Fuel cells cause a chemical reaction between hydrogen and oxygen in the air to produce electricity. They are also regarded as a potential clean energy technology, as their only emission is water. In addition, by running a fuel cell in reverse, it is also possible to generate hydrogen and this is known as regenerative fuel cell system (RFCS). A regenerative fuel cell or reverse fuel cell (RFC) is a fuel cell run in reverse mode, which consumes electricity and chemical B to produce chemical A. Recently, this has been getting attention as one of the most promising hydrogen production approaches for the hydrogen economy.
The performance of RFCs depends largely on the activity and durability of the catalyst that promote the oxygen electrode reactions. Currently, the precious metals such as platinum (Pt) and iridium (Ir) are used as catalysts in fuel cells. These materials have limitations in terms of price and long-term stability. Also, there is a problem that the reactivity is weak to be used as a catalyst for a reversible fuel cell.
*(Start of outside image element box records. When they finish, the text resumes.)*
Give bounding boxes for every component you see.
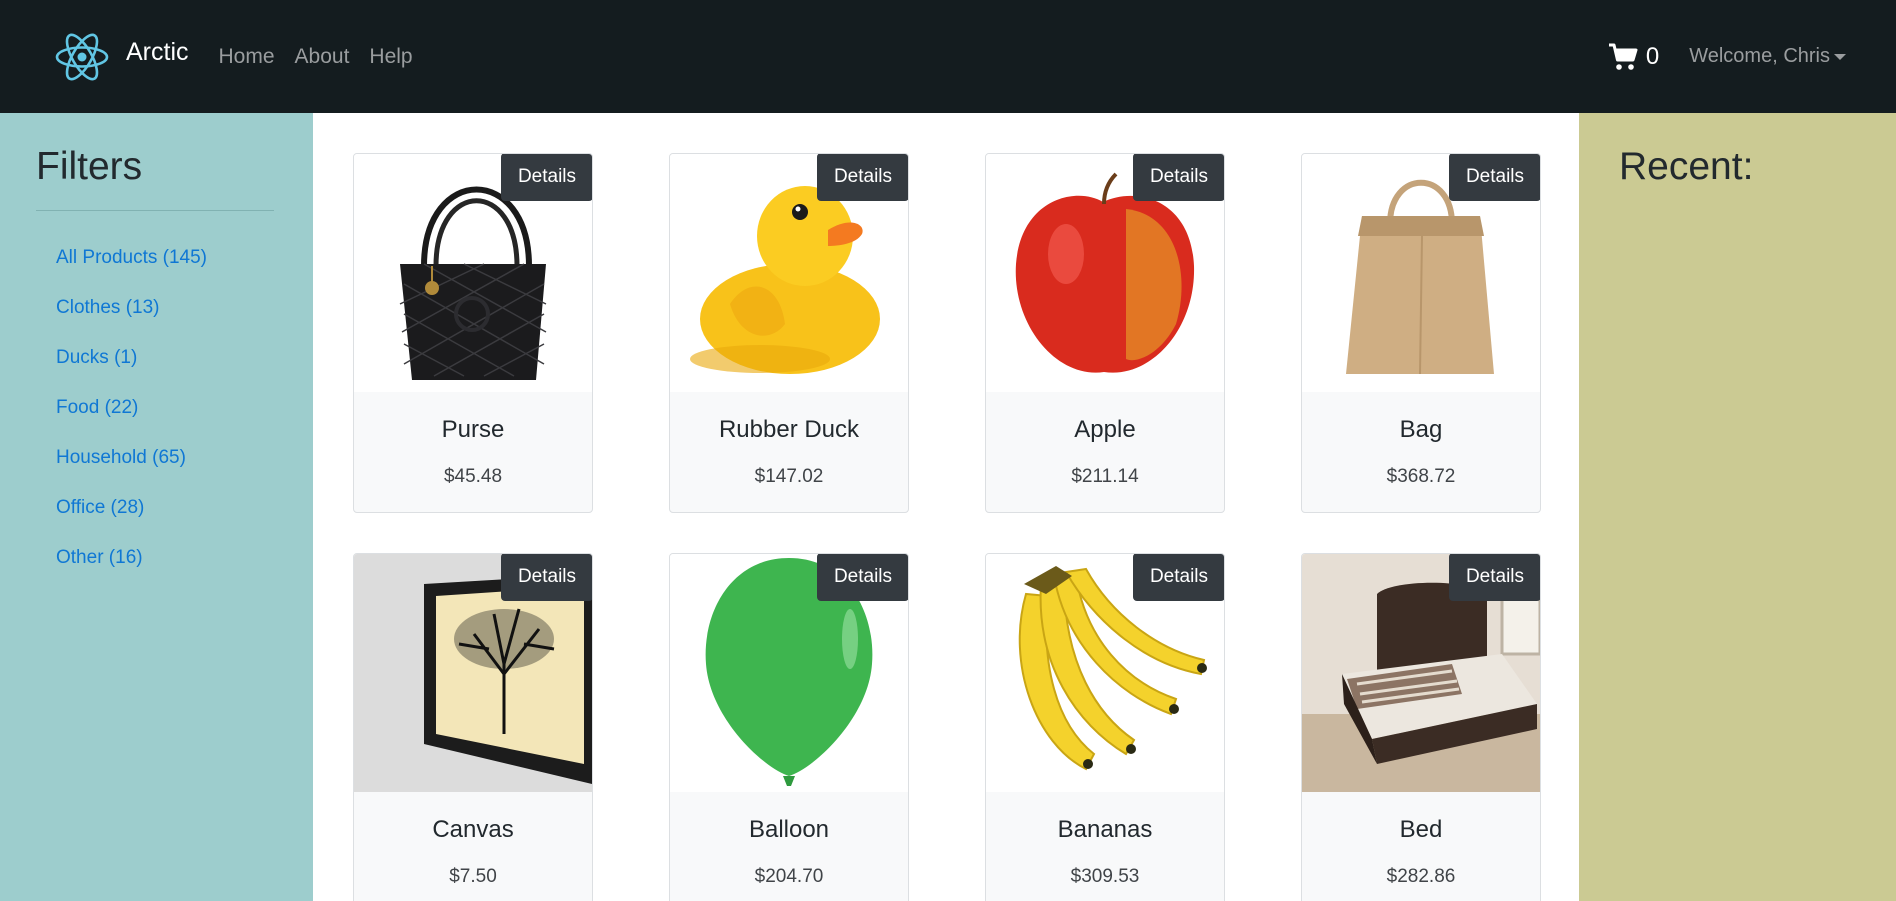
product-price: $309.53 <box>1070 866 1140 887</box>
product-card[interactable]: Details Canvas $7.50 <box>353 553 593 901</box>
details-button[interactable]: Details <box>1449 554 1540 601</box>
brand-link[interactable]: Arctic <box>54 29 189 85</box>
product-price: $147.02 <box>754 466 824 487</box>
details-button[interactable]: Details <box>501 554 592 601</box>
filter-office[interactable]: Office (28) <box>56 495 207 545</box>
user-greeting: Welcome, Chris <box>1689 45 1830 67</box>
product-card[interactable]: Details Apple $211.14 <box>985 153 1225 513</box>
product-name: Bed <box>1399 816 1443 843</box>
top-navbar: Arctic Home About Help 0 Welcome, Chris <box>0 0 1896 113</box>
product-name: Bananas <box>1057 816 1153 843</box>
product-grid: Details Purse $45.48 Details Rubber Duck… <box>313 113 1579 901</box>
product-name: Apple <box>1074 416 1136 443</box>
nav-link-help[interactable]: Help <box>369 45 412 69</box>
product-name: Bag <box>1399 416 1443 443</box>
brand-name: Arctic <box>126 38 189 66</box>
nav-link-home[interactable]: Home <box>219 45 275 69</box>
product-card[interactable]: Details Balloon $204.70 <box>669 553 909 901</box>
filter-ducks[interactable]: Ducks (1) <box>56 345 207 395</box>
product-card[interactable]: Details Bag $368.72 <box>1301 153 1541 513</box>
details-button[interactable]: Details <box>1449 154 1540 201</box>
card-body: Bag $368.72 <box>1302 392 1540 512</box>
filter-list: All Products (145) Clothes (13) Ducks (1… <box>56 245 207 595</box>
product-price: $45.48 <box>443 466 503 487</box>
product-price: $7.50 <box>449 866 497 887</box>
product-name: Rubber Duck <box>718 416 860 443</box>
nav-right: 0 Welcome, Chris <box>1608 43 1846 71</box>
card-body: Bananas $309.53 <box>986 792 1224 901</box>
atom-logo-icon <box>55 33 109 80</box>
user-dropdown-toggle[interactable]: Welcome, Chris <box>1689 45 1846 68</box>
product-card[interactable]: Details Rubber Duck $147.02 <box>669 153 909 513</box>
filter-household[interactable]: Household (65) <box>56 445 207 495</box>
card-body: Purse $45.48 <box>354 392 592 512</box>
product-price: $282.86 <box>1386 866 1456 887</box>
product-card[interactable]: Details Bed $282.86 <box>1301 553 1541 901</box>
filter-other[interactable]: Other (16) <box>56 545 207 595</box>
filter-all-products[interactable]: All Products (145) <box>56 245 207 295</box>
recent-panel: Recent: <box>1579 113 1896 901</box>
recent-heading: Recent: <box>1619 145 1754 188</box>
card-body: Bed $282.86 <box>1302 792 1540 901</box>
product-card[interactable]: Details Bananas $309.53 <box>985 553 1225 901</box>
nav-links: Home About Help <box>219 45 433 69</box>
card-body: Rubber Duck $147.02 <box>670 392 908 512</box>
card-body: Balloon $204.70 <box>670 792 908 901</box>
cart-button[interactable]: 0 <box>1608 43 1659 71</box>
filters-sidebar: Filters All Products (145) Clothes (13) … <box>0 113 313 901</box>
card-body: Canvas $7.50 <box>354 792 592 901</box>
product-name: Purse <box>441 416 505 443</box>
product-name: Canvas <box>432 816 514 843</box>
details-button[interactable]: Details <box>1133 154 1224 201</box>
shopping-cart-icon <box>1608 43 1638 70</box>
product-price: $368.72 <box>1386 466 1456 487</box>
chevron-down-icon <box>1834 53 1846 60</box>
product-price: $204.70 <box>754 866 824 887</box>
card-body: Apple $211.14 <box>986 392 1224 512</box>
cart-count: 0 <box>1645 42 1660 70</box>
nav-link-about[interactable]: About <box>295 45 350 69</box>
details-button[interactable]: Details <box>817 554 908 601</box>
details-button[interactable]: Details <box>817 154 908 201</box>
filter-food[interactable]: Food (22) <box>56 395 207 445</box>
product-card[interactable]: Details Purse $45.48 <box>353 153 593 513</box>
divider <box>36 210 274 211</box>
filters-heading: Filters <box>36 145 143 188</box>
product-name: Balloon <box>748 816 830 843</box>
details-button[interactable]: Details <box>1133 554 1224 601</box>
product-price: $211.14 <box>1071 466 1139 487</box>
details-button[interactable]: Details <box>501 154 592 201</box>
filter-clothes[interactable]: Clothes (13) <box>56 295 207 345</box>
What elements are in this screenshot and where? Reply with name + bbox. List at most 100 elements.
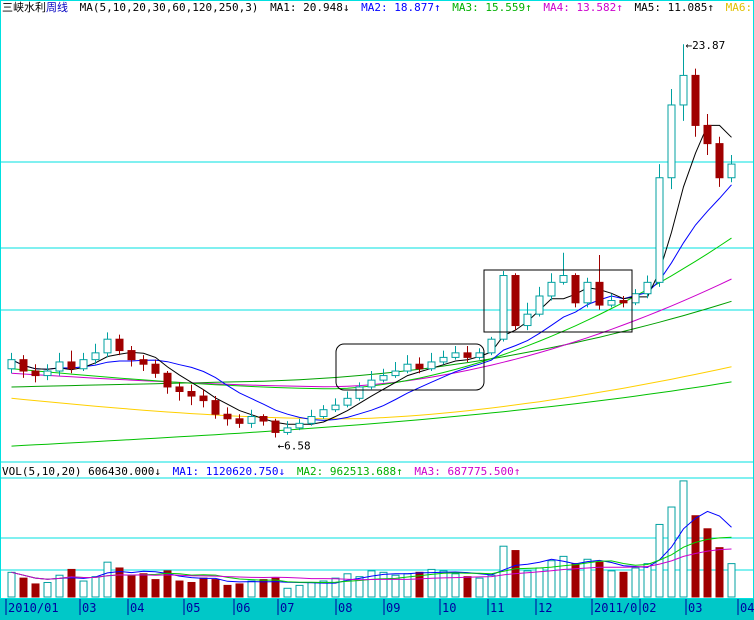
candle-body[interactable] <box>679 74 688 106</box>
volume-bar[interactable] <box>283 587 292 598</box>
candle-body[interactable] <box>103 338 112 354</box>
candle-body[interactable] <box>691 74 700 126</box>
candle-body[interactable] <box>163 372 172 388</box>
candle-body[interactable] <box>595 281 604 306</box>
volume-bar[interactable] <box>631 567 640 598</box>
volume-bar[interactable] <box>67 568 76 598</box>
volume-bar[interactable] <box>559 555 568 598</box>
volume-bar[interactable] <box>679 480 688 598</box>
volume-bar[interactable] <box>247 580 256 598</box>
candle-body[interactable] <box>31 370 40 377</box>
candle-body[interactable] <box>271 420 280 433</box>
volume-bar[interactable] <box>295 584 304 598</box>
volume-bar[interactable] <box>79 580 88 598</box>
volume-bar[interactable] <box>463 576 472 598</box>
candle-body[interactable] <box>223 413 232 420</box>
candle-body[interactable] <box>439 356 448 363</box>
candle-body[interactable] <box>415 363 424 370</box>
volume-bar[interactable] <box>235 583 244 598</box>
candle-body[interactable] <box>631 293 640 304</box>
candle-body[interactable] <box>391 370 400 377</box>
volume-bar[interactable] <box>7 571 16 598</box>
volume-bar[interactable] <box>19 577 28 598</box>
volume-bar[interactable] <box>223 584 232 598</box>
candle-body[interactable] <box>523 313 532 327</box>
candle-body[interactable] <box>535 295 544 315</box>
candle-body[interactable] <box>427 361 436 370</box>
candle-body[interactable] <box>151 363 160 374</box>
candle-body[interactable] <box>343 397 352 406</box>
candle-body[interactable] <box>199 395 208 402</box>
candle-body[interactable] <box>43 370 52 377</box>
candle-body[interactable] <box>247 416 256 424</box>
candle-body[interactable] <box>235 418 244 424</box>
candle-body[interactable] <box>211 400 220 415</box>
candle-body[interactable] <box>7 359 16 370</box>
volume-bar[interactable] <box>31 583 40 598</box>
candle-body[interactable] <box>619 300 628 304</box>
chart-canvas[interactable]: ←23.87 ←6.58 2010/01 03 04 05 06 07 08 09 10 11 12 20… <box>0 0 754 620</box>
candle-body[interactable] <box>571 275 580 304</box>
volume-bar[interactable] <box>643 563 652 598</box>
candle-body[interactable] <box>283 427 292 433</box>
candle-body[interactable] <box>487 338 496 354</box>
candle-body[interactable] <box>187 391 196 397</box>
volume-bar[interactable] <box>547 560 556 598</box>
volume-bar[interactable] <box>91 576 100 598</box>
volume-bar[interactable] <box>715 547 724 598</box>
candle-body[interactable] <box>295 422 304 429</box>
candle-body[interactable] <box>463 352 472 358</box>
volume-bar[interactable] <box>175 580 184 598</box>
volume-bar[interactable] <box>187 581 196 598</box>
volume-bar[interactable] <box>199 577 208 598</box>
candle-body[interactable] <box>451 352 460 358</box>
candle-body[interactable] <box>139 359 148 365</box>
volume-bar[interactable] <box>439 570 448 598</box>
volume-bar[interactable] <box>43 581 52 598</box>
volume-bar[interactable] <box>619 571 628 598</box>
candle-body[interactable] <box>475 352 484 358</box>
candle-body[interactable] <box>259 416 268 422</box>
volume-bar[interactable] <box>523 570 532 598</box>
volume-bar[interactable] <box>307 581 316 598</box>
volume-bar[interactable] <box>331 577 340 598</box>
volume-bar[interactable] <box>367 570 376 598</box>
volume-bar[interactable] <box>115 567 124 598</box>
volume-bar[interactable] <box>691 515 700 598</box>
volume-bar[interactable] <box>583 558 592 598</box>
volume-bar[interactable] <box>727 563 736 598</box>
volume-bar[interactable] <box>271 577 280 598</box>
candle-body[interactable] <box>715 143 724 179</box>
volume-bar[interactable] <box>343 573 352 598</box>
candle-body[interactable] <box>403 363 412 372</box>
candle-body[interactable] <box>355 386 364 399</box>
candle-body[interactable] <box>643 281 652 295</box>
candle-body[interactable] <box>703 124 712 145</box>
candle-body[interactable] <box>115 338 124 352</box>
candle-body[interactable] <box>655 177 664 283</box>
volume-bar[interactable] <box>487 574 496 598</box>
candle-body[interactable] <box>175 386 184 393</box>
volume-bar[interactable] <box>127 574 136 598</box>
volume-bar[interactable] <box>151 579 160 598</box>
volume-bar[interactable] <box>211 579 220 598</box>
candle-body[interactable] <box>727 163 736 179</box>
volume-bar[interactable] <box>103 561 112 598</box>
candle-body[interactable] <box>91 352 100 361</box>
candle-body[interactable] <box>499 275 508 340</box>
candle-body[interactable] <box>379 375 388 381</box>
candle-body[interactable] <box>511 275 520 327</box>
candle-body[interactable] <box>307 416 316 424</box>
candle-body[interactable] <box>667 104 676 179</box>
candle-body[interactable] <box>19 359 28 372</box>
volume-bar[interactable] <box>139 573 148 598</box>
candle-body[interactable] <box>79 359 88 370</box>
volume-bar[interactable] <box>607 570 616 598</box>
candle-body[interactable] <box>331 404 340 411</box>
candle-body[interactable] <box>547 281 556 297</box>
candle-body[interactable] <box>559 275 568 283</box>
candle-body[interactable] <box>367 379 376 388</box>
candle-body[interactable] <box>319 409 328 418</box>
volume-bar[interactable] <box>475 577 484 598</box>
candle-body[interactable] <box>127 350 136 361</box>
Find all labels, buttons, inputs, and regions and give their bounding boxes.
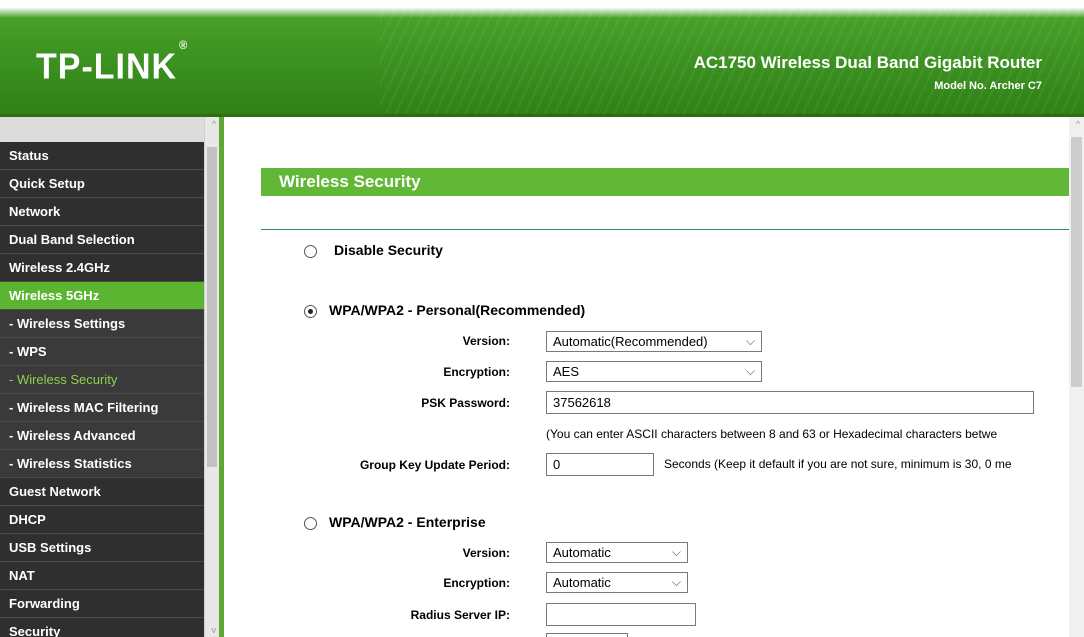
logo-registered-mark: ® (179, 39, 189, 52)
enterprise-encryption-select[interactable]: Automatic ⌵ (546, 572, 688, 593)
psk-help-text: (You can enter ASCII characters between … (546, 427, 998, 441)
sidebar-item-quick-setup[interactable]: Quick Setup (0, 170, 204, 198)
personal-encryption-value: AES (553, 364, 580, 379)
enterprise-version-value: Automatic (553, 545, 611, 560)
wpa-personal-label: WPA/WPA2 - Personal(Recommended) (329, 302, 586, 318)
sidebar-item-security[interactable]: Security (0, 618, 204, 637)
tplink-logo: TP-LINK® (36, 39, 188, 88)
sidebar-item-wireless-advanced[interactable]: - Wireless Advanced (0, 422, 204, 450)
header-top-band (0, 0, 1084, 18)
logo-text: TP-LINK (36, 47, 178, 87)
psk-password-input[interactable]: 37562618 (546, 391, 1034, 414)
sidebar-item-wireless-settings[interactable]: - Wireless Settings (0, 310, 204, 338)
chevron-down-icon: ⌵ (745, 364, 755, 378)
group-key-update-label: Group Key Update Period: (359, 458, 510, 472)
psk-password-label: PSK Password: (421, 396, 510, 410)
personal-encryption-select[interactable]: AES ⌵ (546, 361, 762, 382)
chevron-down-icon: ⌵ (671, 545, 681, 559)
sidebar-item-wireless-5ghz[interactable]: Wireless 5GHz (0, 282, 204, 310)
group-key-update-input[interactable]: 0 (546, 453, 654, 476)
personal-version-label: Version: (462, 334, 510, 348)
main-scroll-thumb[interactable] (1071, 137, 1082, 387)
wpa-personal-radio[interactable] (304, 305, 317, 318)
chevron-down-icon: ⌵ (745, 334, 755, 348)
enterprise-encryption-value: Automatic (553, 575, 611, 590)
sidebar-item-guest-network[interactable]: Guest Network (0, 478, 204, 506)
enterprise-encryption-label: Encryption: (443, 576, 510, 590)
group-key-help-text: Seconds (Keep it default if you are not … (664, 457, 1012, 471)
sidebar-top-gap (0, 117, 219, 142)
enterprise-version-select[interactable]: Automatic ⌵ (546, 542, 688, 563)
radius-server-ip-label: Radius Server IP: (410, 608, 510, 622)
disable-security-label: Disable Security (334, 242, 443, 258)
product-name: AC1750 Wireless Dual Band Gigabit Router (693, 53, 1042, 72)
personal-version-select[interactable]: Automatic(Recommended) ⌵ (546, 331, 762, 352)
personal-version-value: Automatic(Recommended) (553, 334, 708, 349)
chevron-down-icon: ⌵ (671, 575, 681, 589)
sidebar-scrollbar[interactable]: ^ v (204, 117, 219, 637)
sidebar-menu: Status Quick Setup Network Dual Band Sel… (0, 117, 219, 637)
radius-server-ip-input[interactable] (546, 603, 696, 626)
main-scrollbar[interactable]: ^ (1069, 117, 1084, 637)
sidebar-item-usb-settings[interactable]: USB Settings (0, 534, 204, 562)
enterprise-version-label: Version: (462, 546, 510, 560)
radius-port-input[interactable] (546, 633, 628, 637)
title-rule (261, 229, 1071, 230)
sidebar-item-dual-band-selection[interactable]: Dual Band Selection (0, 226, 204, 254)
sidebar-item-status[interactable]: Status (0, 142, 204, 170)
wpa-enterprise-radio[interactable] (304, 517, 317, 530)
sidebar-item-wps[interactable]: - WPS (0, 338, 204, 366)
sidebar-item-nat[interactable]: NAT (0, 562, 204, 590)
wpa-enterprise-label: WPA/WPA2 - Enterprise (329, 514, 486, 530)
disable-security-radio[interactable] (304, 245, 317, 258)
page-title: Wireless Security (261, 168, 1071, 196)
main-content: Wireless Security Disable Security WPA/W… (224, 117, 1084, 637)
sidebar-scroll-thumb[interactable] (207, 147, 217, 467)
sidebar-item-forwarding[interactable]: Forwarding (0, 590, 204, 618)
sidebar-item-wireless-statistics[interactable]: - Wireless Statistics (0, 450, 204, 478)
scroll-up-icon[interactable]: ^ (212, 119, 216, 129)
sidebar-item-wireless-security[interactable]: - Wireless Security (0, 366, 204, 394)
header: TP-LINK® AC1750 Wireless Dual Band Gigab… (0, 0, 1084, 117)
scroll-down-icon[interactable]: v (212, 625, 217, 635)
sidebar-item-network[interactable]: Network (0, 198, 204, 226)
sidebar-item-dhcp[interactable]: DHCP (0, 506, 204, 534)
scroll-up-icon[interactable]: ^ (1076, 119, 1080, 129)
sidebar-item-wireless-mac-filtering[interactable]: - Wireless MAC Filtering (0, 394, 204, 422)
model-number: Model No. Archer C7 (934, 80, 1042, 92)
personal-encryption-label: Encryption: (443, 365, 510, 379)
sidebar-item-wireless-24ghz[interactable]: Wireless 2.4GHz (0, 254, 204, 282)
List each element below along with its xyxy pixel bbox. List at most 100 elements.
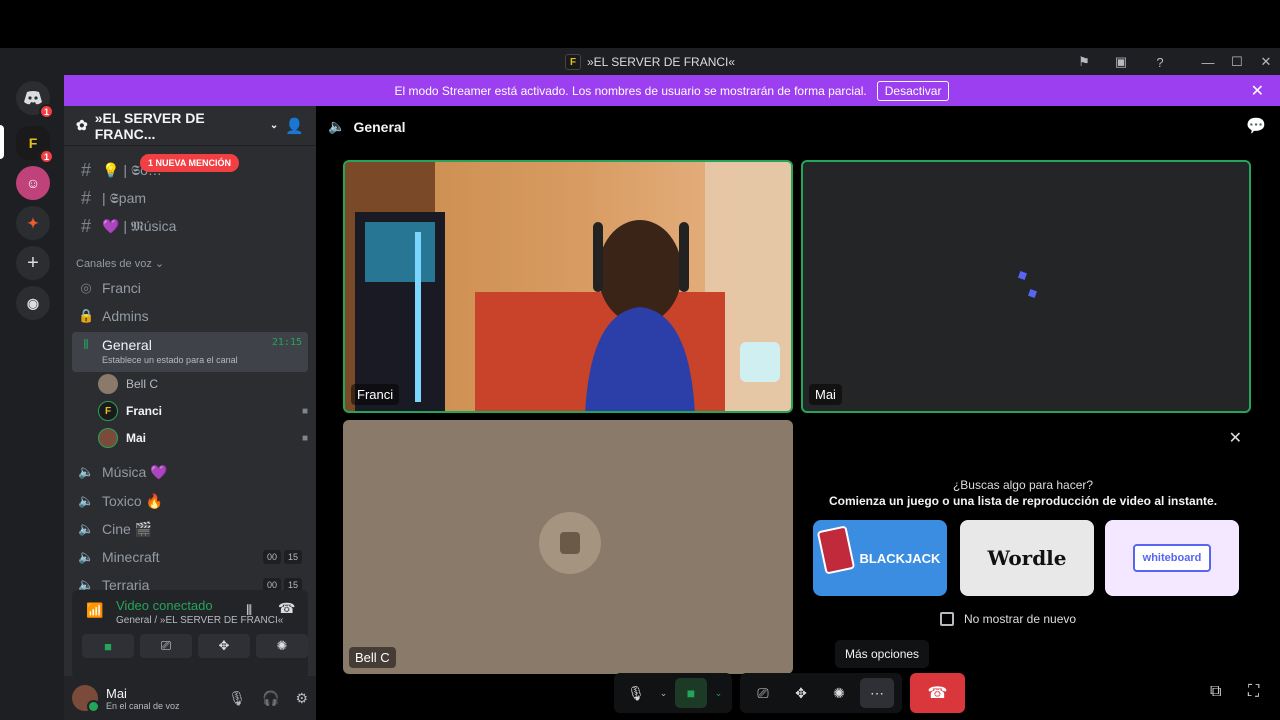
participant-name: Franci [351,384,400,405]
chevron-down-icon[interactable]: ⌄ [711,678,726,708]
new-mention-pill[interactable]: 1 NUEVA MENCIÓN [140,154,240,172]
camera-icon: ■ [301,405,308,417]
soundboard-button[interactable]: ✺ [822,678,856,708]
voice-user[interactable]: F Franci ■ [98,399,308,423]
activities-button[interactable]: ✥ [198,634,250,658]
avatar [539,512,601,574]
deactivate-button[interactable]: Desactivar [876,80,950,101]
gear-icon[interactable]: ⚙ [295,690,308,707]
maximize-icon[interactable]: ☐ [1227,52,1247,72]
window-title: F »EL SERVER DE FRANCI« [565,54,735,70]
channel-name: Admins [102,308,149,324]
call-timer: 21:15 [271,337,302,348]
channel-name: Cine 🎬 [102,520,153,537]
discord-home-icon[interactable]: 1 [16,81,54,119]
checkbox-label: No mostrar de nuevo [964,612,1077,626]
voice-channel-item[interactable]: 🔈 Toxico 🔥 [72,488,308,514]
help-icon[interactable]: ? [1150,52,1170,72]
voice-channel-general[interactable]: ⦀ General Establece un estado para el ca… [72,332,308,372]
minimize-icon[interactable]: — [1198,52,1218,72]
whiteboard-card[interactable]: whiteboard [1105,520,1239,596]
popout-icon[interactable]: ⧉ [1210,683,1221,701]
checkbox[interactable] [940,612,954,626]
soundboard-button[interactable]: ✺ [256,634,308,658]
disconnect-icon[interactable]: ☎ [278,600,295,617]
badge-count: 00 [262,550,281,564]
connection-status: Video conectado [116,598,213,613]
disconnect-button[interactable]: ☎ [910,673,965,713]
headphones-icon[interactable]: 🎧 [262,690,279,707]
microphone-icon[interactable]: 🎙 [228,690,246,707]
server-franci-icon[interactable]: F 1 [16,126,54,164]
user-name: Mai [106,685,127,701]
flag-icon[interactable]: ⚑ [1074,52,1094,72]
video-tile-bell-c[interactable]: Bell C [343,420,793,674]
badge-limit: 15 [283,550,302,564]
video-tile-mai[interactable]: Mai [801,160,1251,413]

The joint research team has developed a metal oxide (NBCFM) with a triple layer perovskite structure as a catalyst to replace platinum-based noble metals. Perovskite is an organic-inorganic-halogen (AMX₃) compound with a crystalline structure such as calcium titanate (CaTiO₃), which has been studied extensively as a fuel cell catalyst. In the perovskite structure, A and M are metal cations and X is an anion containing a halide or an oxide.
The newly-developed triple layer perovskite exhibited better catalytic activity and durability than single layer perovskite (BSCF) or double layer perovskite (NBSCF). This is attributed to the fact that as the structure becomes complicated, the defects increase and the reactivity becomes better.
The team also systematically identified the relationship between single-layer, double-layer, and triple-layer perovskite structures and catalytic activity, and identified the role of the defect structure in the oxygen-electrode catalytic activity. “We will be able to develop new low-cost metal oxide catalysts based on our understanding of the catalytic sites obtained at this time,” says the research team.
“The catalytic material developed in this study will accelerate the commercialization of reversible fuel cells,” says Professor Jun-Young Park from Sejong University. “We will be able to significantly improve existing performance by applying it to energy devices operating on a principle similar to that of fuel cells.”
This study has been jointly led by Professor Jun-Young Park and Professor Sang Hoon Joo. Professor Taekjib Choi and Professor Young-Soo Seo from Sejong University, Professor Woo Seok Choi from Sungkyunkwan University, and Dr. Jun Yeon Hwang from Korea Institute of Science and Technology (KIST), and Dr. Kug-Seung Lee from Pohang Accelerator Laboratory have also partook in this research.
Nam-In Kim et al., “Oxygen-deficient triple perovskites as highly active and durable bifunctional electrocatalysts for oxygen electrode reactions,” Science Advances, (2018).